Brian and Wren were talking to a young woman at the counter. Behind them, in a room with a glass wall, children were frolicking in a pit of brightly colored balls. Their muffled squeals merged with the bells and whistles of the one-armed bandits in another room. Innocence and adult pleasures were efficiently segregated here.
Not like the old days at all.
She remembered the afternoon when she finally felt remorse for having written the letter to Lasko’s father.
Andy had driven over to Eagle Drugs with an apology already forming in his head, somehow believing—a full week after the fact—that he could fix things with a kind word to Lasko or a confession to his father.
I should have brought pastries, he had thought. Or a pack of Camels.
He hated to think how Lasko might have suffered because of his offhanded wickedness. Lasko’s banishment to the garage could
have already assumed a dreadful new coloration—beatings, humiliation, who-knows-what. A man who had ordered his son to be “fixed” by a prostitute was capable of much more than that.
Andy had known there was little chance of finding Lasko at the drugstore—his father had no doubt removed him from public scrutiny—but he had gone to the Rexall in the hope that a conversation with Lasko would prove more benign in the presence of his boss, the even-tempered and professional Mr.

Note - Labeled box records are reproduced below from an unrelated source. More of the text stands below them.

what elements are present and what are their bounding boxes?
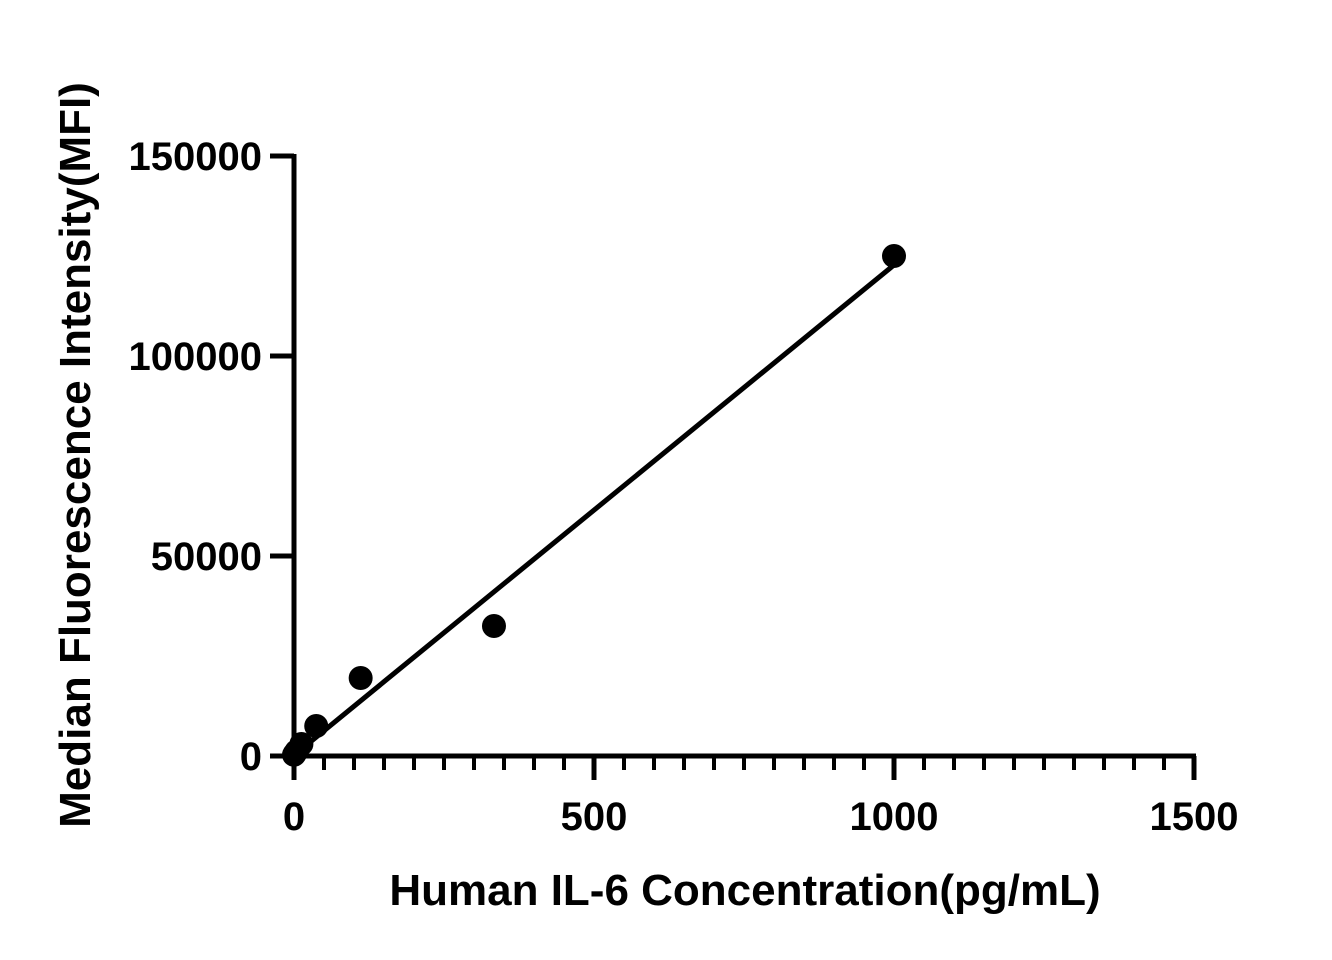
y-tick-label: 100000 [129,335,262,379]
x-tick-label: 500 [561,795,628,839]
fit-line [295,263,896,755]
data-point [882,244,906,268]
x-tick-label: 0 [283,795,305,839]
y-tick-label: 150000 [129,135,262,179]
data-point [289,732,314,756]
x-tick-label: 1500 [1150,795,1239,839]
data-point [304,714,329,738]
x-tick-label: 1000 [850,795,939,839]
y-axis-title: Median Fluorescence Intensity(MFI) [51,82,100,828]
x-axis-title: Human IL-6 Concentration(pg/mL) [389,866,1100,915]
data-point [348,666,373,690]
y-tick-label: 0 [240,735,262,779]
y-tick-label: 50000 [151,535,262,579]
data-point [481,614,506,638]
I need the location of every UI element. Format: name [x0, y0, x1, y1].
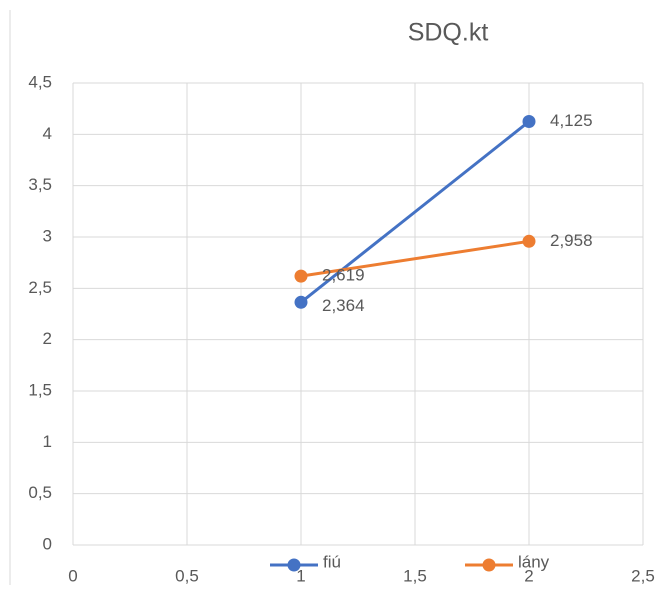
series-line	[300, 239, 530, 278]
x-tick-label: 0	[68, 566, 77, 585]
data-point	[294, 295, 308, 309]
y-tick-label: 0	[43, 534, 52, 553]
legend-label: lány	[518, 552, 550, 571]
y-tick-label: 3	[43, 226, 52, 245]
data-point	[522, 115, 536, 128]
data-label: 2,364	[322, 296, 365, 315]
x-tick-label: 0,5	[175, 566, 199, 585]
y-tick-label: 2	[43, 329, 52, 348]
chart-title: SDQ.kt	[408, 19, 489, 47]
data-label: 2,958	[550, 231, 593, 250]
data-point	[294, 269, 308, 283]
x-tick-label: 2	[524, 566, 533, 585]
y-tick-label: 3,5	[28, 175, 52, 194]
data-point	[522, 234, 536, 248]
y-tick-label: 4	[43, 124, 52, 143]
legend-label: fiú	[323, 552, 341, 571]
y-tick-label: 1,5	[28, 380, 52, 399]
x-tick-label: 2,5	[631, 566, 655, 585]
x-tick-label: 1	[296, 566, 305, 585]
legend-marker	[482, 558, 496, 572]
series-line	[300, 120, 530, 304]
data-label: 4,125	[550, 111, 593, 130]
data-label: 2,619	[322, 266, 365, 285]
y-tick-label: 0,5	[28, 483, 52, 502]
legend-marker	[287, 558, 301, 572]
y-tick-label: 2,5	[28, 278, 52, 297]
y-tick-label: 1	[43, 432, 52, 451]
x-tick-label: 1,5	[403, 566, 427, 585]
y-tick-label: 4,5	[28, 72, 52, 91]
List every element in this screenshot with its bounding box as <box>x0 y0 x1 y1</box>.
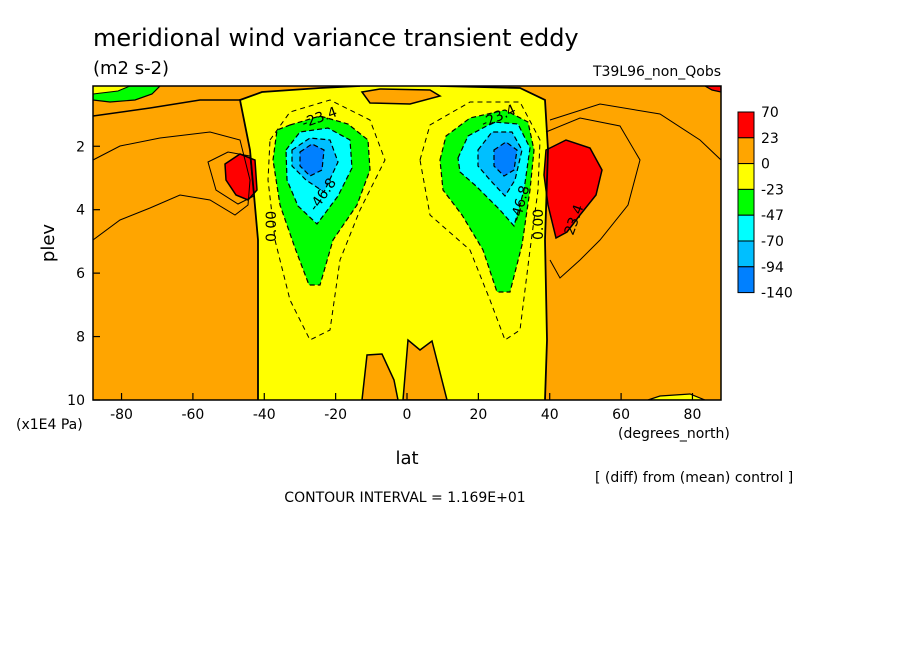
contour-dashed-left <box>267 99 386 341</box>
plot-area <box>93 86 721 400</box>
colorbar-label-6: -94 <box>761 260 784 276</box>
x-tick-label-8: 80 <box>684 407 702 423</box>
contour-label-zero-right: 0.00 <box>531 209 547 240</box>
colorbar-swatch-5 <box>737 240 755 268</box>
colorbar-label-7: -140 <box>761 286 793 302</box>
chart-title: meridional wind variance transient eddy <box>93 24 579 52</box>
colorbar-label-3: -23 <box>761 182 784 198</box>
colorbar-swatch-6 <box>737 266 755 294</box>
contour-thin-right <box>545 117 641 279</box>
contour-thin-left <box>93 131 251 241</box>
footer-note: [ (diff) from (mean) control ] <box>595 470 793 486</box>
region-orange-top <box>360 88 442 105</box>
chart-units: (m2 s-2) <box>93 58 169 79</box>
x-tick-label-7: 60 <box>612 407 630 423</box>
y-axis-label: plev <box>38 224 59 263</box>
x-tick-label-3: -20 <box>324 407 347 423</box>
y-tick-label-4: 10 <box>67 393 85 409</box>
x-tick-label-0: -80 <box>110 407 133 423</box>
y-tick-label-2: 6 <box>76 266 85 282</box>
y-tick-label-1: 4 <box>76 203 85 219</box>
x-tick-label-5: 20 <box>469 407 487 423</box>
x-axis: -80 -60 -40 -20 0 20 40 60 80 <box>110 393 701 423</box>
contour-bottom-right <box>647 393 706 400</box>
x-tick-label-4: 0 <box>403 407 412 423</box>
y-axis: 2 4 6 8 10 <box>67 139 100 409</box>
x-tick-label-2: -40 <box>253 407 276 423</box>
x-tick-label-6: 40 <box>541 407 559 423</box>
contour-zero-right <box>439 86 549 400</box>
x-units-label: (degrees_north) <box>618 426 730 442</box>
contour-edge-left <box>93 99 240 117</box>
colorbar-swatch-4 <box>737 214 755 242</box>
colorbar-swatch-3 <box>737 188 755 216</box>
x-tick-label-1: -60 <box>181 407 204 423</box>
colorbar-label-2: 0 <box>761 157 770 173</box>
colorbar-label-5: -70 <box>761 234 784 250</box>
experiment-label: T39L96_non_Qobs <box>592 64 721 80</box>
contour-thin-right-outer <box>549 103 721 161</box>
colorbar-swatch-2 <box>737 163 755 190</box>
colorbar-label-0: 70 <box>761 105 779 121</box>
colorbar-label-4: -47 <box>761 208 784 224</box>
colorbar-swatch-1 <box>737 137 755 165</box>
contour-interval-label: CONTOUR INTERVAL = 1.169E+01 <box>284 490 525 506</box>
region-corner-topright <box>703 86 721 93</box>
region-orange-tongue-1 <box>361 353 399 400</box>
region-blue-left <box>299 143 325 177</box>
colorbar-swatch-0 <box>737 111 755 139</box>
region-corner-topleft-yellow <box>93 86 131 95</box>
y-tick-label-0: 2 <box>76 139 85 155</box>
x-axis-label: lat <box>395 448 418 469</box>
y-tick-label-3: 8 <box>76 330 85 346</box>
colorbar-label-1: 23 <box>761 131 779 147</box>
contour-thin-left-inner <box>207 151 255 205</box>
colorbar: 70 23 0 -23 -47 -70 -94 -140 <box>737 105 793 302</box>
contour-label-zero-left: 0.00 <box>264 211 280 242</box>
region-orange-tongue-2 <box>402 338 448 400</box>
region-blue-right <box>493 141 518 177</box>
y-units-label: (x1E4 Pa) <box>16 417 83 433</box>
contour-dashed-right <box>419 101 541 341</box>
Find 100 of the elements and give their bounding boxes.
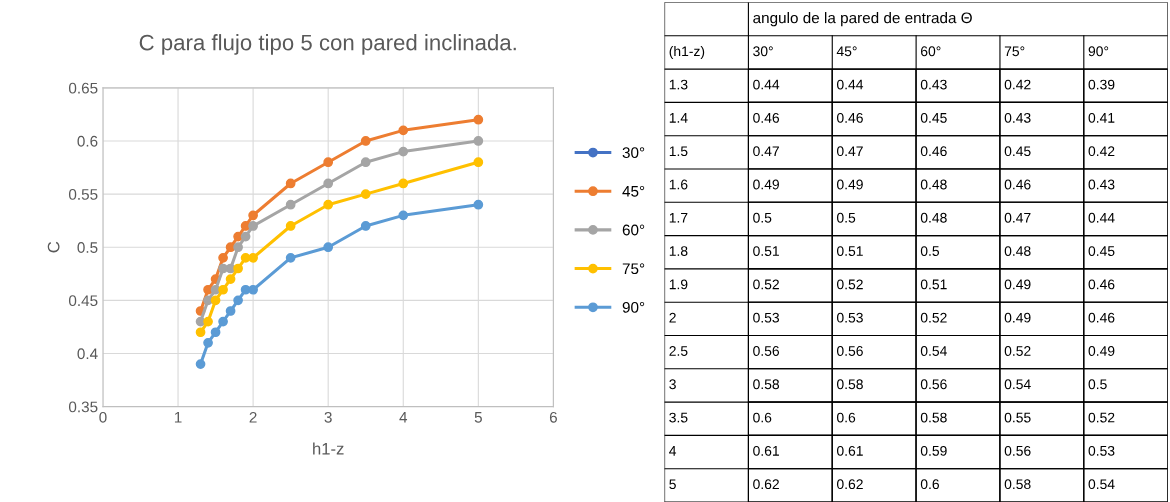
- y-tick-label: 1.7: [669, 212, 688, 223]
- x-tick-label: 3: [324, 411, 332, 423]
- x-tick-label: 30°: [753, 46, 773, 57]
- data-label: 0.43: [1088, 179, 1115, 190]
- data-label: 0.44: [836, 79, 864, 90]
- data-label: 0.49: [836, 179, 863, 190]
- data-label: 0.54: [1088, 479, 1115, 490]
- data-label: 0.48: [920, 212, 947, 223]
- data-label: 0.47: [753, 146, 779, 157]
- data-label: 0.51: [920, 279, 947, 290]
- data-label: 0.54: [1004, 379, 1031, 390]
- data-label: 0.43: [920, 79, 947, 90]
- y-tick-label: 0.6: [77, 135, 98, 147]
- data-label: 0.52: [920, 312, 947, 323]
- chart-title: angulo de la pared de entrada Θ: [753, 12, 972, 27]
- y-tick-label: 5: [669, 479, 676, 490]
- data-label: 0.5: [836, 212, 856, 223]
- y-tick-label: 1.3: [669, 79, 688, 90]
- data-label: 0.58: [836, 379, 863, 390]
- data-label: 0.48: [920, 179, 947, 190]
- x-tick-label: 60°: [921, 46, 941, 57]
- legend-label: 75°: [622, 263, 645, 275]
- y-tick-label: 3.5: [669, 412, 688, 423]
- data-label: 0.45: [1088, 246, 1115, 256]
- y-tick-label: 1.4: [669, 113, 688, 123]
- x-tick-label: 1: [174, 412, 182, 423]
- data-label: 0.55: [1004, 412, 1031, 423]
- data-label: 0.56: [836, 346, 863, 356]
- data-label: 0.53: [753, 312, 780, 323]
- data-label: 0.41: [1088, 112, 1115, 123]
- data-label: 0.58: [1004, 479, 1031, 490]
- y-tick-label: 0.5: [77, 242, 98, 253]
- data-label: 0.44: [1088, 212, 1115, 223]
- data-label: 0.46: [1088, 312, 1115, 323]
- y-tick-label: 0.55: [68, 188, 98, 200]
- data-label: 0.52: [1088, 412, 1115, 423]
- data-label: 0.52: [753, 279, 779, 290]
- legend-label: 45°: [622, 185, 645, 197]
- y-tick-label: 0.4: [77, 348, 98, 360]
- legend-label: 60°: [622, 224, 645, 236]
- data-label: 0.47: [836, 146, 863, 157]
- data-label: 0.49: [753, 179, 779, 190]
- x-axis-title: h1-z: [313, 442, 344, 455]
- x-tick-label: 4: [399, 412, 408, 423]
- y-axis-title: C: [47, 241, 60, 253]
- y-tick-label: 1.9: [669, 279, 688, 290]
- data-label: 0.6: [753, 412, 772, 423]
- data-label: 0.47: [1004, 212, 1031, 223]
- data-label: 0.61: [753, 445, 779, 456]
- x-tick-label: 0: [99, 411, 107, 423]
- x-tick-label: 75°: [1004, 46, 1025, 57]
- data-label: 0.5: [753, 212, 772, 223]
- data-label: 0.42: [1004, 79, 1031, 90]
- y-tick-label: 4: [669, 446, 677, 456]
- x-tick-label: 90°: [1088, 46, 1109, 57]
- data-label: 0.46: [753, 112, 780, 123]
- data-label: 0.45: [920, 112, 947, 123]
- data-label: 0.44: [753, 79, 780, 90]
- data-label: 0.5: [1088, 379, 1107, 390]
- data-label: 0.61: [836, 445, 863, 456]
- data-label: 0.43: [1004, 112, 1031, 123]
- data-label: 0.53: [1088, 445, 1115, 456]
- x-tick-label: 45°: [836, 46, 857, 57]
- y-tick-label: 0.45: [68, 295, 98, 307]
- x-tick-label: 5: [474, 412, 482, 423]
- y-tick-label: 0.35: [68, 401, 98, 413]
- data-label: 0.6: [920, 479, 939, 490]
- chart-title: C para flujo tipo 5 con pared inclinada.: [139, 34, 516, 55]
- data-label: 0.48: [1004, 246, 1031, 256]
- data-label: 0.39: [1088, 79, 1115, 90]
- y-tick-label: 2: [669, 312, 676, 323]
- data-label: 0.62: [836, 479, 863, 490]
- data-label: 0.58: [753, 379, 780, 390]
- data-label: 0.53: [836, 312, 863, 323]
- data-label: 0.51: [753, 246, 779, 256]
- y-tick-label: 3: [669, 379, 676, 390]
- data-label: 0.46: [920, 146, 947, 157]
- data-label: 0.58: [920, 412, 947, 423]
- data-label: 0.56: [753, 346, 780, 356]
- data-label: 0.56: [920, 379, 947, 390]
- data-label: 0.5: [920, 246, 940, 256]
- data-label: 0.46: [1088, 279, 1115, 290]
- legend-label: 90°: [622, 301, 645, 313]
- data-label: 0.49: [1088, 346, 1115, 356]
- y-tick-label: 1.6: [669, 179, 688, 190]
- data-label: 0.52: [836, 279, 863, 290]
- data-label: 0.46: [1004, 179, 1031, 190]
- y-tick-label: 1.5: [669, 146, 688, 157]
- data-label: 0.46: [836, 112, 863, 123]
- data-label: 0.49: [1004, 279, 1031, 290]
- data-label: 0.49: [1004, 312, 1031, 323]
- y-tick-label: 2.5: [669, 346, 688, 356]
- x-tick-label: 2: [249, 411, 257, 423]
- data-label: 0.54: [920, 346, 947, 356]
- data-label: 0.59: [920, 445, 947, 456]
- y-tick-label: 1.8: [669, 246, 688, 256]
- y-axis-title: (h1-z): [669, 45, 705, 59]
- data-label: 0.42: [1088, 146, 1115, 157]
- data-label: 0.45: [1004, 146, 1031, 157]
- data-label: 0.56: [1004, 445, 1031, 456]
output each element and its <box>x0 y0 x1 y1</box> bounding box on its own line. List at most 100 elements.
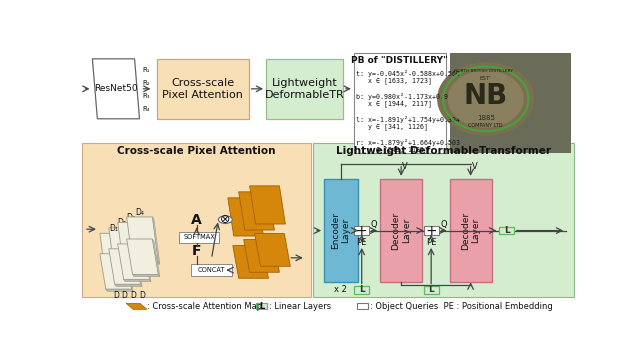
Polygon shape <box>132 274 160 276</box>
Text: D₄: D₄ <box>136 207 145 217</box>
FancyBboxPatch shape <box>179 232 220 243</box>
FancyBboxPatch shape <box>449 53 571 153</box>
Text: L: L <box>259 302 264 310</box>
Text: Q: Q <box>371 220 378 229</box>
Circle shape <box>218 216 232 223</box>
Text: D₂: D₂ <box>118 218 127 227</box>
Polygon shape <box>250 186 285 224</box>
Text: Decoder
Layer: Decoder Layer <box>392 211 411 250</box>
FancyBboxPatch shape <box>313 143 573 297</box>
FancyBboxPatch shape <box>449 179 492 282</box>
Text: D: D <box>122 291 127 300</box>
Text: R₃: R₃ <box>142 93 150 99</box>
Polygon shape <box>115 284 142 286</box>
Polygon shape <box>118 244 150 279</box>
Text: ⊗: ⊗ <box>220 213 230 226</box>
Polygon shape <box>448 70 524 127</box>
Polygon shape <box>143 244 151 281</box>
Text: : Linear Layers: : Linear Layers <box>269 302 331 311</box>
Text: ResNet50: ResNet50 <box>94 84 138 93</box>
Polygon shape <box>132 262 160 264</box>
Text: EST': EST' <box>480 76 492 81</box>
Text: t: y=-0.045x²-0.588x+0.560: t: y=-0.045x²-0.588x+0.560 <box>356 69 460 76</box>
Text: Cross-scale Pixel Attention: Cross-scale Pixel Attention <box>117 146 276 156</box>
Text: D: D <box>131 291 136 300</box>
Text: D: D <box>113 291 118 300</box>
Text: 1885: 1885 <box>477 115 495 121</box>
Text: D: D <box>140 291 145 300</box>
FancyBboxPatch shape <box>355 286 369 293</box>
Polygon shape <box>109 249 141 284</box>
Polygon shape <box>134 249 142 286</box>
Text: Encoder
Layer: Encoder Layer <box>331 212 351 249</box>
Text: R₂: R₂ <box>142 80 150 86</box>
Text: Lightweight
DeformableTR: Lightweight DeformableTR <box>264 78 344 99</box>
Text: L: L <box>359 285 365 295</box>
Polygon shape <box>152 239 160 276</box>
Text: : Cross-scale Attention Map: : Cross-scale Attention Map <box>147 302 262 311</box>
FancyBboxPatch shape <box>191 264 232 276</box>
Polygon shape <box>125 233 133 280</box>
Text: y ∈ [341, 1126]: y ∈ [341, 1126] <box>356 124 428 130</box>
Text: x 2: x 2 <box>335 285 348 294</box>
FancyBboxPatch shape <box>355 227 369 235</box>
Text: r: x=-1.879y²+1.664y+0.503: r: x=-1.879y²+1.664y+0.503 <box>356 139 460 145</box>
Text: COMPANY LTD: COMPANY LTD <box>468 123 503 128</box>
Polygon shape <box>239 192 275 230</box>
Polygon shape <box>228 198 264 236</box>
Text: R₄: R₄ <box>142 106 150 112</box>
Text: Decoder
Layer: Decoder Layer <box>461 211 480 250</box>
Text: PE: PE <box>426 238 436 247</box>
Polygon shape <box>152 217 160 264</box>
Polygon shape <box>143 222 151 269</box>
Text: SOFTMAX: SOFTMAX <box>183 234 215 240</box>
FancyBboxPatch shape <box>380 179 422 282</box>
Text: V: V <box>403 162 408 171</box>
Text: +: + <box>426 224 437 238</box>
FancyBboxPatch shape <box>424 286 438 293</box>
FancyBboxPatch shape <box>256 303 267 309</box>
FancyBboxPatch shape <box>157 59 248 119</box>
Polygon shape <box>109 228 141 273</box>
Text: b: y=0.980x²-1.173x+0.925: b: y=0.980x²-1.173x+0.925 <box>356 93 456 99</box>
Polygon shape <box>124 267 151 269</box>
Polygon shape <box>124 279 151 281</box>
Text: +: + <box>356 224 367 238</box>
Text: NORTH BRITISH DISTILLERY: NORTH BRITISH DISTILLERY <box>454 69 513 73</box>
Text: x ∈ [1944, 2117]: x ∈ [1944, 2117] <box>356 101 432 107</box>
Polygon shape <box>100 233 132 278</box>
Polygon shape <box>255 234 291 266</box>
FancyBboxPatch shape <box>356 303 368 309</box>
Text: L: L <box>504 226 509 235</box>
Text: NB: NB <box>463 82 508 110</box>
Polygon shape <box>106 289 133 291</box>
Polygon shape <box>127 239 158 274</box>
Polygon shape <box>134 228 142 275</box>
Text: : Object Queries  PE : Positional Embedding: : Object Queries PE : Positional Embeddi… <box>370 302 552 311</box>
Text: D₁: D₁ <box>109 224 118 233</box>
Text: F: F <box>192 244 202 258</box>
FancyBboxPatch shape <box>83 143 310 297</box>
Polygon shape <box>115 273 142 275</box>
Text: PB of "DISTILLERY": PB of "DISTILLERY" <box>351 56 448 65</box>
Polygon shape <box>92 59 140 119</box>
Polygon shape <box>127 217 158 262</box>
FancyBboxPatch shape <box>324 179 358 282</box>
Text: L: L <box>428 285 434 295</box>
Polygon shape <box>106 278 133 280</box>
FancyBboxPatch shape <box>499 227 514 234</box>
Text: x ∈ [1633, 1723]: x ∈ [1633, 1723] <box>356 77 432 84</box>
Text: PE: PE <box>356 238 367 247</box>
Text: l: x=-1.891y²+1.754y+0.394: l: x=-1.891y²+1.754y+0.394 <box>356 116 460 122</box>
Text: R₁: R₁ <box>142 67 150 73</box>
Polygon shape <box>126 303 147 309</box>
Polygon shape <box>125 254 133 291</box>
Text: y ∈ [249, 1185]: y ∈ [249, 1185] <box>356 147 428 153</box>
Text: Q: Q <box>440 220 447 229</box>
Polygon shape <box>233 246 269 278</box>
Polygon shape <box>244 240 280 272</box>
FancyBboxPatch shape <box>354 53 445 153</box>
Text: Cross-scale
Pixel Attention: Cross-scale Pixel Attention <box>163 78 243 99</box>
Polygon shape <box>437 62 534 136</box>
Polygon shape <box>100 254 132 289</box>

Yee.
Mr. Yee, however, had been in a state when Andy arrived, muttering to himself as he swept shards of glass from the checkered linoleum floor.
The pharmacy had been robbed that morning, the old man said with a scowl. Some hooligan had broken the window and stolen pills from the cabinet.
“What sort of pills?” Andy had asked, suddenly sick with panic.
“Barbiturates!”
“What’s that?”
“Sleeping pills . . . Sorry sonofabitch!” Mr. Yee, still sweeping furiously, saw Andy’s stricken expression and collected himself long enough to offer reassurance. “Not your fault, son. If you see your buddy Lasko, tell him I need help pronto.”
But it is my fault, thought Andy as he raced through back streets and alleys toward the hideous truth that he already knew.
It’s nobody’s fault but my own.
He was thinking that as he reached Lasko’s garage.
As he entered that dim, dirt-floored room and smelled the rancid vomit and saw the body slumped like a sack of potatoes.
As he looked at that face, already gray and waxen with death.
As he choked down his sobs to keep from being heard in the house.
As he spotted the Book of Marvels and snatched the incriminating evidence from the shelf above the bed.
As he sped across the bridge toward the Blue Moon Lodge and the soft consolation of Margaret’s arms.